The result of this lopsided incentivization is excess and obsolete inventory. This generates write-offs and waste, it fills up warehouses with inventory that costs money to hold, and it clogs up production schedules, making companies slow to respond to changing market conditions.

The only reason this state of affairs is allowed to continue is that more or less everyone else is doing the same thing. In a market economy, you don’t have to be good, you just have to be better than your competition.

If investments in supply chain technology and capability only allow the status quo to function more efficiently, they are missing a massive opportunity.

The best way to solve the problem is to put inventory right at the heart of your supply chain strategy. You want enough inventory to protect you against uncertainty and volatility. But you don’t want so much that it makes you slow to react to rapidly changing conditions, and you don’t want to be regularly scrapping it or writing it down to less than cost. This will make your supply chain resilient and give you competitive advantage.

This requires different ways of thinking about inventory and different orchestration of the enterprise and this is why inventory strategy needs to be a board priority. We know from repeated experience that supply chain can’t fix this on their own. Not because they don’t know what needs fixing, but because so many of the key levers are outside of their sphere of influence.

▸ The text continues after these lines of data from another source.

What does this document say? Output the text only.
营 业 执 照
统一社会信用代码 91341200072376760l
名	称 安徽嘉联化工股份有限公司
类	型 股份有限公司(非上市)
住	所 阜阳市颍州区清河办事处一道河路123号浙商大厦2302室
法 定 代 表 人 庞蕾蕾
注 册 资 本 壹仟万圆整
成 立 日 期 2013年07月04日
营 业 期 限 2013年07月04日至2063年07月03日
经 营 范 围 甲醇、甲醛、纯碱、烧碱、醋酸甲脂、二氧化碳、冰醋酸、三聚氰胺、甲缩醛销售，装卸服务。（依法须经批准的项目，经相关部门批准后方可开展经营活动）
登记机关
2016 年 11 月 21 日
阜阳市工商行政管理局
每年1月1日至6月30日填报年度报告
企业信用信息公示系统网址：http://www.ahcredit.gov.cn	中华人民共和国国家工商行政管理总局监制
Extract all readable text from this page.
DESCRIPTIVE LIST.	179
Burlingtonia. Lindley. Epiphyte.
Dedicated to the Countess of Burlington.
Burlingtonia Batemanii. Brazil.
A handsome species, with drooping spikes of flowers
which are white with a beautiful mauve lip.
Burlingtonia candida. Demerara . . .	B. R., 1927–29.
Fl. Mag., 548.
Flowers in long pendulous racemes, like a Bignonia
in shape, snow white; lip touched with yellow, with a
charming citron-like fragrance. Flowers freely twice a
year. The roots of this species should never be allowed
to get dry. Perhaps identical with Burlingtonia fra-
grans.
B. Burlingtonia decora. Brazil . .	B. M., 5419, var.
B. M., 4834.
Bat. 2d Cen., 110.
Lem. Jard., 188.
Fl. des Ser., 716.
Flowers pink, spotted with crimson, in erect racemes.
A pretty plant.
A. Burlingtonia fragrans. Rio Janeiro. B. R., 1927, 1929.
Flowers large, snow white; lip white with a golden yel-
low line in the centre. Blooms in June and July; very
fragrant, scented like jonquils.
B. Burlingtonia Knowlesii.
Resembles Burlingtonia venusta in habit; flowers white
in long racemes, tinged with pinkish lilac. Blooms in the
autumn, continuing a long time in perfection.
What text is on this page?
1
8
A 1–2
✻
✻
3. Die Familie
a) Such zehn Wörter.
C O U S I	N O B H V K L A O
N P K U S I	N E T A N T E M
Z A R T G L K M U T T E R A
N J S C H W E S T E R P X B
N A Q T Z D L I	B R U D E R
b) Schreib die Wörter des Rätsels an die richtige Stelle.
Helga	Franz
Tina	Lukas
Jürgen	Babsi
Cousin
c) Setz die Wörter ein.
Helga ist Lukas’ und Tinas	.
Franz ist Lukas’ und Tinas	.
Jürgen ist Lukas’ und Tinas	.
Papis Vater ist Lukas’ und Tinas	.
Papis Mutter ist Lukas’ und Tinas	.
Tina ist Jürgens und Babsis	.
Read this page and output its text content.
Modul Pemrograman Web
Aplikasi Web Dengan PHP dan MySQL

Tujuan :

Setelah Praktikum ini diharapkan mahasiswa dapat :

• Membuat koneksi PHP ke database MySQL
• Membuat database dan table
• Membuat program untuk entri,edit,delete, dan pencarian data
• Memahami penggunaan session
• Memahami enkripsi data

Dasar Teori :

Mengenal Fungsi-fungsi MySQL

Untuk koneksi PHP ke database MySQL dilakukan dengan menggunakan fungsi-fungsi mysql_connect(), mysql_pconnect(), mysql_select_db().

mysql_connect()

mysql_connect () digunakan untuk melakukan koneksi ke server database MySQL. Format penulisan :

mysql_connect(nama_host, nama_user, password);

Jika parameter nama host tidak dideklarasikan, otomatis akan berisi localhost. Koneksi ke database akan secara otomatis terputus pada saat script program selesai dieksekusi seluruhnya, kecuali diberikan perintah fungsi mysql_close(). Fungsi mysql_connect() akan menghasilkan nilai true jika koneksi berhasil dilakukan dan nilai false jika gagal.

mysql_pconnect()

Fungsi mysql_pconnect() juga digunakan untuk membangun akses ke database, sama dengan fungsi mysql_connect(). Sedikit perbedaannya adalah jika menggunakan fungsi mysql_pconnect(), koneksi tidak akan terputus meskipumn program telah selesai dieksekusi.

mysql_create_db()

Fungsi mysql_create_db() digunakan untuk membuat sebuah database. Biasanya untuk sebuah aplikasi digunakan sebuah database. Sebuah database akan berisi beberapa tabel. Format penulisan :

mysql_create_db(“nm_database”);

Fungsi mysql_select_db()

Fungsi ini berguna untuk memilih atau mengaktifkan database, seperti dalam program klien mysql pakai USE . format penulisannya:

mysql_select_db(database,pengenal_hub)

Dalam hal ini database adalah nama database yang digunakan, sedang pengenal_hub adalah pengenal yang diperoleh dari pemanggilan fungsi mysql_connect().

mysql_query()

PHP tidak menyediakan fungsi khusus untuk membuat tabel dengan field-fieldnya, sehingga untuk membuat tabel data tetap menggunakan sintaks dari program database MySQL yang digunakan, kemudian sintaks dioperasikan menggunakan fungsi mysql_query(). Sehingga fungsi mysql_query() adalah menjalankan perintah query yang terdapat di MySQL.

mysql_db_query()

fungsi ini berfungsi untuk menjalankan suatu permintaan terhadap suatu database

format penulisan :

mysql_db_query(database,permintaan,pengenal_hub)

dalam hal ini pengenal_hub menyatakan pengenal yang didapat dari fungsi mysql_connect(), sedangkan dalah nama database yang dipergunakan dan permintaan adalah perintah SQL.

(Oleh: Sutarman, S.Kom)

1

Too much inventory management software is either designed to facilitate old ways of working or is incorrectly being used to replicate old ways of working. But even if it can genuinely carry out advanced inventory optimization calculations, it is powerless to deliver change without the right alignment of people and incentives.

The C-suite shouldn’t be doing supply planning’s work for it, but it should be creating the environment and conditions for supply chain to be successful.

Instead of having periodic purges of excess inventory, boards should rethink their inventory strategy and align their whole organizations with it. Only in this way can they hope to truly build resilience.


Matthew Bardell is managing director, nVentic.